Mainstream philosophy has difficulty grappling with such a question. Because even our metaphysical thought is infused with materialist logic, it’s hard to imagine someone desiring anything for non-materialist reasons. Thus, we understand the pursuit of pleasure and the avoidance of pain. But we don’t understand spiritual motivations nearly as well.

As such, we can understand what would motivate a person to want to get to heaven. The eternal bliss of heaven seems like a never-ending Oxycontin buzz to materialist cultures such as ours. We can all understand wanting pure pleasure.

Most people associate heaven with the ultimate final goal, the victory condition of life. If owning a home with a million dollars in the bank equals success in the physical plane, getting to one of the heaven realms equals success in the metaphysical plane. To get to heaven is to win at life. So why would a person who got there wish that they were in hell?

An Elementalist can readily explain: boredom.

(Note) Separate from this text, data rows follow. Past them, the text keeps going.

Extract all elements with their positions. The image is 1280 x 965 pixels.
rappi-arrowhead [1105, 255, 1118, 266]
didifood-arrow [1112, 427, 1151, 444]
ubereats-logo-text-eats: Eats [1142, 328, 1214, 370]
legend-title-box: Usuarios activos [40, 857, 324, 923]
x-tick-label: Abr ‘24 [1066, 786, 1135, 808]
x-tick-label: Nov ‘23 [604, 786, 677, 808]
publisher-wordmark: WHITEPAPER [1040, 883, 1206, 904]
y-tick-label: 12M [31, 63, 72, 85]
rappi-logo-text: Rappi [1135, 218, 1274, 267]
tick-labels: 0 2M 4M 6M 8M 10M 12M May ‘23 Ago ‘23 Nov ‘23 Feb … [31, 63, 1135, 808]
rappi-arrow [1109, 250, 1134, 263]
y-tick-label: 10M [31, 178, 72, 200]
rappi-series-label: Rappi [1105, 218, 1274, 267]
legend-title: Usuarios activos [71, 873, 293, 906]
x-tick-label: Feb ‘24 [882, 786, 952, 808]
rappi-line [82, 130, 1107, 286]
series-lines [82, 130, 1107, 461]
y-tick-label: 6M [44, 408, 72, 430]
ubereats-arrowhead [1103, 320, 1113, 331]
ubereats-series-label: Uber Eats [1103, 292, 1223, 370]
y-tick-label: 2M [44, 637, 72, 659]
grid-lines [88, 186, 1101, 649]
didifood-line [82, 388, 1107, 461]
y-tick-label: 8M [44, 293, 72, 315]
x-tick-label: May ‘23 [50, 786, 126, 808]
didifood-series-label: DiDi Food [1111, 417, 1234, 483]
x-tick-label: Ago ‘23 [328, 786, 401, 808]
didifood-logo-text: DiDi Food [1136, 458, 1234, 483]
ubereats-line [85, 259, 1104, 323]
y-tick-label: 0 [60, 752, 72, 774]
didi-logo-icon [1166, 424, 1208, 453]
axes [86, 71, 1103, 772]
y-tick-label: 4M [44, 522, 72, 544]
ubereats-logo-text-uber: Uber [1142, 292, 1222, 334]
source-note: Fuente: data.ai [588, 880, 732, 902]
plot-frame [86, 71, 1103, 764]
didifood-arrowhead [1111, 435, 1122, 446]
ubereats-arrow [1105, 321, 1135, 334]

The Fourth Tenet of Elementalism holds that the natural state of consciousness is one of perfect bliss. Following from this tenet, Elementalism teaches that this perfect bliss soon became excruciatingly boring. This boredom was what motivated God (understood in Elementalism to be the same thing as consciousness) to dream up something other than perfect bliss.

Elemental Elementalism 21.2 states: “It was in order to alleviate boredom that God forgot some of Godself, and, in so doing so, dreamed up the Great Fractal.” All of the various worlds in existence were dreamed up in order to alleviate the boredom of eternal bliss.

This includes the lowest of the hell realms.

It’s hard to realise, while on Earth, that any world must eventually become boring after enough time spent there. Earth is such a desperately miserable place that the vast majority of beings who incarnate here come to wish they were somewhere nicer. So, for the vast majority of Earthlings, the entire will is focused on getting to heaven. But when you get to heaven, you’ll get so bored that you will wish you’re in hell.

Infinite suffering is preferable to infinite boredom. At least infinite suffering has variety. Being forced to endure the infinite non-variety of the highest of the heaven realms is a form of suffering that is, in its own way, greater than the suffering of even the lowest of the hell realms.

So few of us appreciate the magnitude of the disappointment that awaits us in heaven!

Appreciating facts as esoteric as these is the preserve of a small number. Marilyn Manson may have seen aspects of reality that very few other humans have seen, and encoded references to this arcane knowledge in the lyrics of his songs.

It has long been known that Marilyn Manson is a fan of esotericism, and references to that are everywhere in his lyrics. Could it be that Manson himself has experienced, on occasion, such perfect bliss that he understands that there’s more to life than mere pleasure? If so, does it mean that Manson has cleared the Third Hurdle, transcended egotheism, and become a Luciferian?